Northwest Luncheon – Edmonton, AB

Join us for an educational luncheon on a practical, risk-informed workflow to estimate pull forces for HDD installations of bundled steel pipes.
This presentation demonstrates a practical, risk-informed workflow to estimate pull forces for HDD installations of bundled steel pipes. The bundle is represented as an equivalent single pipe (ESP) and analyzed with unit-consistent PRCI pullback mechanics along the as-designed profile; uncertainty in key drivers—static/kinetic soil friction, drilling-fluid shear stress and density, enlargement ratio, curvature tolerance, and low-side cuttings effects—is propagated via Monte Carlo with rank-correlated inputs, while geometry remains deterministic. On a set of representative Alberta crossings, the method delivers section-wise P50–P95 envelopes and a rig-entry exceedance curve (PRCI P50, P95), providing a transparent percentile-based margin to the available rig rating. Results are contrasted with a NEN-3650 computation to show how methodology affects central tendency and tail risk; a compact sensitivity analysis (tornado/Sobol) highlights the dominant levers (μ_k, τ_mud, enlargement), directly informing field controls for drilling fluid and reaming/cleaning strategy.
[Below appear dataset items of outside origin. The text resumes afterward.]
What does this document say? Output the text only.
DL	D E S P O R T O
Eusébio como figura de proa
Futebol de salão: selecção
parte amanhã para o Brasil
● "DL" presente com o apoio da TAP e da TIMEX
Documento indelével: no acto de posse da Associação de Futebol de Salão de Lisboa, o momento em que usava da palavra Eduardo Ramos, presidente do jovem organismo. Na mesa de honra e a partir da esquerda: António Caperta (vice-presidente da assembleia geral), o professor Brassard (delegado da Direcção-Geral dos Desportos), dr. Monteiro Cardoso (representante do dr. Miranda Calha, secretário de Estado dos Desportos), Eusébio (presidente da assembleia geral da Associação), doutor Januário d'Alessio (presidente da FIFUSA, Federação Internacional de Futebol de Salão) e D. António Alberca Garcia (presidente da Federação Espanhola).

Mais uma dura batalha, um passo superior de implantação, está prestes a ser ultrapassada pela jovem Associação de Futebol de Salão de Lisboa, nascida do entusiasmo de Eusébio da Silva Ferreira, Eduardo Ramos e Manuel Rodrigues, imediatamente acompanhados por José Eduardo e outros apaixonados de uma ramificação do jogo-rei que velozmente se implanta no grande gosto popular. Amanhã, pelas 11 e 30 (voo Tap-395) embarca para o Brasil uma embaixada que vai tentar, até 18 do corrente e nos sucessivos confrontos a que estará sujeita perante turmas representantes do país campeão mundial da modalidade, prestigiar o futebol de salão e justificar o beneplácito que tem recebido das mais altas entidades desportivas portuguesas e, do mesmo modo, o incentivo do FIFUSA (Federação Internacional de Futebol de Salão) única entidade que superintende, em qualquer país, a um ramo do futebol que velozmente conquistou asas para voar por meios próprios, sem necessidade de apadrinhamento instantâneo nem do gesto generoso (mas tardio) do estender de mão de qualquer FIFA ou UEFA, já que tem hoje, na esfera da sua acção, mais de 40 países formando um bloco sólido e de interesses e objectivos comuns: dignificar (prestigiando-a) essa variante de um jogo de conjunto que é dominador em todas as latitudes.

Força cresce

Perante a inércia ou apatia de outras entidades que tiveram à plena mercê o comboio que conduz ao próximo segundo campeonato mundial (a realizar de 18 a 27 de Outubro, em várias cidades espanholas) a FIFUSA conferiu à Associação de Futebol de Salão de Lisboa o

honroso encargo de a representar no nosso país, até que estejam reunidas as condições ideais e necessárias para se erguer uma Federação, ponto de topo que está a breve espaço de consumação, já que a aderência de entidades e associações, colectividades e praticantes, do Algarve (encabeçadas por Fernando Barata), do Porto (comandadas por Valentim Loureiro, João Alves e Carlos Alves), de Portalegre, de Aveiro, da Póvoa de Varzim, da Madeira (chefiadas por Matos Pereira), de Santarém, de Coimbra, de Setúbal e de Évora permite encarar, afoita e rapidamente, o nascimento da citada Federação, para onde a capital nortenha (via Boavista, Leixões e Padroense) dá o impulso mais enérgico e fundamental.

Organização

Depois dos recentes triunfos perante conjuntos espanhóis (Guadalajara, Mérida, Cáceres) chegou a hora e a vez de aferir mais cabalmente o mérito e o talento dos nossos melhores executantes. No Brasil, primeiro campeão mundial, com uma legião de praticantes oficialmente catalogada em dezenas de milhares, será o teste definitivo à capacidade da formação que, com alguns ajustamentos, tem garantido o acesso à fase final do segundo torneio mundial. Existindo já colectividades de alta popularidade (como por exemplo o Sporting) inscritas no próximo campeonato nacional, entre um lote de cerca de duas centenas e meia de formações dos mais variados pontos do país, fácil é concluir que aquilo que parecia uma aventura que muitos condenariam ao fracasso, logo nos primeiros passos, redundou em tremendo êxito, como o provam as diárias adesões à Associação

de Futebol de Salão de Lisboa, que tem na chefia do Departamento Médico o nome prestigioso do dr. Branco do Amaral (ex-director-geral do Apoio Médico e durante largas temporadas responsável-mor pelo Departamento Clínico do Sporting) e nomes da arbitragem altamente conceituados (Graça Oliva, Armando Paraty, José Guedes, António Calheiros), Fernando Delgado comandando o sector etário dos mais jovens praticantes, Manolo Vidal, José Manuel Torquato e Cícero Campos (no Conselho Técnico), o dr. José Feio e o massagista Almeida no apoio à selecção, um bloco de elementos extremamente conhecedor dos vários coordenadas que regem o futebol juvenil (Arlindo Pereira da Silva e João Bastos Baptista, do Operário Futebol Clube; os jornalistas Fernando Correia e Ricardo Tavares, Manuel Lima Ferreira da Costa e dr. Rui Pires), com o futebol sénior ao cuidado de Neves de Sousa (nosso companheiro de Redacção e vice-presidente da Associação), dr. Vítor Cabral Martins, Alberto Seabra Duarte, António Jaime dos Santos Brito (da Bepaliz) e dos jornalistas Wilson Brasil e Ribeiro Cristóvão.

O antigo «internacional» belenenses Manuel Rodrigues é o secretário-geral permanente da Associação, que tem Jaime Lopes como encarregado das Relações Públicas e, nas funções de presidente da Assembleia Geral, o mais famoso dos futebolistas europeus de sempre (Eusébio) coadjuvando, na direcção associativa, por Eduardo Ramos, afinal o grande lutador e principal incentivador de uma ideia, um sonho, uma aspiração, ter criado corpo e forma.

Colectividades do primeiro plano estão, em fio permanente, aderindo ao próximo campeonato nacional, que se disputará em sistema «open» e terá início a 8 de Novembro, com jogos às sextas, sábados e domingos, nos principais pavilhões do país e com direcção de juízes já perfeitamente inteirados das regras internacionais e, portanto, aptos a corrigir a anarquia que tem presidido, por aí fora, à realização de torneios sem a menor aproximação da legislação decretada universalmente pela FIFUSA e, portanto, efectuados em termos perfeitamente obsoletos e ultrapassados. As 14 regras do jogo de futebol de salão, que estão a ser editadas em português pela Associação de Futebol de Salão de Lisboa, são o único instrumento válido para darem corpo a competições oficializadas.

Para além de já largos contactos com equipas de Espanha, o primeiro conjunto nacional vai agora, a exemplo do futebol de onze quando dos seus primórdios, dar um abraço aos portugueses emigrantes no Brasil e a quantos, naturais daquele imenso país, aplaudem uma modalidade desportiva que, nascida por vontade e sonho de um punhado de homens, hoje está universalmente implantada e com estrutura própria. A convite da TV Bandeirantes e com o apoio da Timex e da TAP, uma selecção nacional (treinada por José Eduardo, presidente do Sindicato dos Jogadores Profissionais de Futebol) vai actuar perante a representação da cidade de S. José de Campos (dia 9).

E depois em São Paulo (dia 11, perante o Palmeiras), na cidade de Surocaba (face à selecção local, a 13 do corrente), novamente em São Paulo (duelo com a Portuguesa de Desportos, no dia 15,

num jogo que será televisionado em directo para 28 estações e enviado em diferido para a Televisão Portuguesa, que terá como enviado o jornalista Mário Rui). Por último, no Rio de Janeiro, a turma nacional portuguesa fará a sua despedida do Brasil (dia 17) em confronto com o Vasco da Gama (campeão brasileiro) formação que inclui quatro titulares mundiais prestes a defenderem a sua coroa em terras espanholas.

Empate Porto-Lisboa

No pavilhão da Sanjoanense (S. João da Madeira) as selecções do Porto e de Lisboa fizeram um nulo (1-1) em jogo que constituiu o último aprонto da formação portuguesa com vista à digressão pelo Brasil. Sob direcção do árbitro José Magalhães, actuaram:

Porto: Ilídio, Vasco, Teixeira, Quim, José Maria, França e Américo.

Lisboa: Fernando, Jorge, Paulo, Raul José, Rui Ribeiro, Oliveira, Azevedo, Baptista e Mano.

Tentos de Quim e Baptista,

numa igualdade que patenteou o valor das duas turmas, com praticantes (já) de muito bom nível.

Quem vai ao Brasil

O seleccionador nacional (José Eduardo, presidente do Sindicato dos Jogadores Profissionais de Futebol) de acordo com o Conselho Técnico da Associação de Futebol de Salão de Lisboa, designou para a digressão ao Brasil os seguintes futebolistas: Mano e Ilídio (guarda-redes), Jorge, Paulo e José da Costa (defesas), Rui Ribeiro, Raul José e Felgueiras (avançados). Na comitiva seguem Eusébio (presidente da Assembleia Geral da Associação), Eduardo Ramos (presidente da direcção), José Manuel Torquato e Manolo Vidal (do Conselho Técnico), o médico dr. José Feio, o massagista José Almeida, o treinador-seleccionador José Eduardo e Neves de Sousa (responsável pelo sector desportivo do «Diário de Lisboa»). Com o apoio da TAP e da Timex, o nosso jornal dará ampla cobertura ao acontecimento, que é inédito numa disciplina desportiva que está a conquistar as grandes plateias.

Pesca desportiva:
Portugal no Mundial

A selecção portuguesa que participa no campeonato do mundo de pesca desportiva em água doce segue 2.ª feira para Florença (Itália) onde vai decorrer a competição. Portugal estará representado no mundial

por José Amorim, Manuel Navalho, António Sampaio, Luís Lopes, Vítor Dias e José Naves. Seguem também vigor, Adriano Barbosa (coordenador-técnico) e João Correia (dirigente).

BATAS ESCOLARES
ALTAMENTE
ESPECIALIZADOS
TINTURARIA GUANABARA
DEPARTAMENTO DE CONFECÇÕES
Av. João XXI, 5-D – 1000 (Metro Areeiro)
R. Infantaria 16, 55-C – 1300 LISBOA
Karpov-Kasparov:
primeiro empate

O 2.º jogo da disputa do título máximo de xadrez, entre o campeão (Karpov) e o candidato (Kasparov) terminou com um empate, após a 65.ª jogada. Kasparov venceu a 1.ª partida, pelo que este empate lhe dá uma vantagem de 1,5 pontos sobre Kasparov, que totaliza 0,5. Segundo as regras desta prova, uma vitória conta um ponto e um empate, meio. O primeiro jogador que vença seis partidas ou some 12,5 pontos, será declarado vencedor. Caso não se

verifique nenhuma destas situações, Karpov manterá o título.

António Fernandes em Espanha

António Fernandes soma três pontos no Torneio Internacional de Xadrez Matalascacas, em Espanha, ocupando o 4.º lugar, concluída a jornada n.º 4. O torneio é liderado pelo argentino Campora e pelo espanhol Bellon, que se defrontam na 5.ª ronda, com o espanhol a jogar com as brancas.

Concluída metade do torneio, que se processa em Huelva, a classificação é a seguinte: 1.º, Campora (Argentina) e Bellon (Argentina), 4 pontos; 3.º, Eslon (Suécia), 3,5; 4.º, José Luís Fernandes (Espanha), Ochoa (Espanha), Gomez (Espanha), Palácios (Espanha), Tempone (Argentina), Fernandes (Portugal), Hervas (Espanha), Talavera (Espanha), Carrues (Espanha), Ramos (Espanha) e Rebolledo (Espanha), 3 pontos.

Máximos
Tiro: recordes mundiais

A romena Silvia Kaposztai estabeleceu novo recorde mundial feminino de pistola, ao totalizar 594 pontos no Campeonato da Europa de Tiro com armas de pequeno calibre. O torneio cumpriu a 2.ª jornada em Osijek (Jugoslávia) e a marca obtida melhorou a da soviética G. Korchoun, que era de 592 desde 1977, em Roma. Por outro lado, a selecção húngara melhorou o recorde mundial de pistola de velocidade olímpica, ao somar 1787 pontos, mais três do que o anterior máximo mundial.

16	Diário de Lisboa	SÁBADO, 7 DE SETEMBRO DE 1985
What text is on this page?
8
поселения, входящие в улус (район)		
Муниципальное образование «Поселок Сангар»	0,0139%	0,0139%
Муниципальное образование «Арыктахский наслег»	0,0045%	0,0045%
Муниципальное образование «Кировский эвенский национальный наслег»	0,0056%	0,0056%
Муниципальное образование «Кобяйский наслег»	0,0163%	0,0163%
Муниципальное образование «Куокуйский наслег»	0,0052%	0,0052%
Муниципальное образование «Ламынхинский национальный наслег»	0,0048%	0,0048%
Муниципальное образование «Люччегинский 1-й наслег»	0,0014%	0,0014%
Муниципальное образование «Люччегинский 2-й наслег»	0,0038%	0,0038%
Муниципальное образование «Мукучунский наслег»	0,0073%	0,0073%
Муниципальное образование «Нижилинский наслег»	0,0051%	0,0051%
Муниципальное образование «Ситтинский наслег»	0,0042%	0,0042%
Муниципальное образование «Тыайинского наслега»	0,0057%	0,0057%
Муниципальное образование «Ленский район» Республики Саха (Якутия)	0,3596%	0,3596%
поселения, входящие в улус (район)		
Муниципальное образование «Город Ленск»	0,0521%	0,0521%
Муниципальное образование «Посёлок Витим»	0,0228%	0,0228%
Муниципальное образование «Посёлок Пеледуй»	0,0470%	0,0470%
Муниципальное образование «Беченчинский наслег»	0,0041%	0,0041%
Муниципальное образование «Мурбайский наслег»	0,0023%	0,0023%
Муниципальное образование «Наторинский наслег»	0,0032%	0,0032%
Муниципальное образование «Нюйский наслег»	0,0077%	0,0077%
Presenter: Fredy A. Díaz-Durán, Ph.D.
Fredy A. Díaz-Durán, Ph.D., is a Postdoctoral Fellow in Civil & Environmental Engineering at the University of Alberta. He earned his Ph.D. in Civil Engineering (Geotechnics) from the University of Waterloo and has directed industry-partnered projects, led research initiatives, and taught and supervised student teams in dynamic soil characterization, slope and excavation stability, and sustainability/LCA for subsurface works. His current work advances computational geomechanics, geohazard assessment, and risk analysis for resilient underground and geotechnical infrastructure—integrating field and laboratory characterization with numerical modelling and statistical/probabilistic methods to enable risk-informed decision-making under uncertainty. He translates ground–structure interaction into clear performance ranges and design margins for a wide spectrum of systems and contexts, including linear corridors and utilities, trenchless works (e.g., HDD), tunnels, foundations, and geohazard-prone sites in municipal, energy, and transportation settings.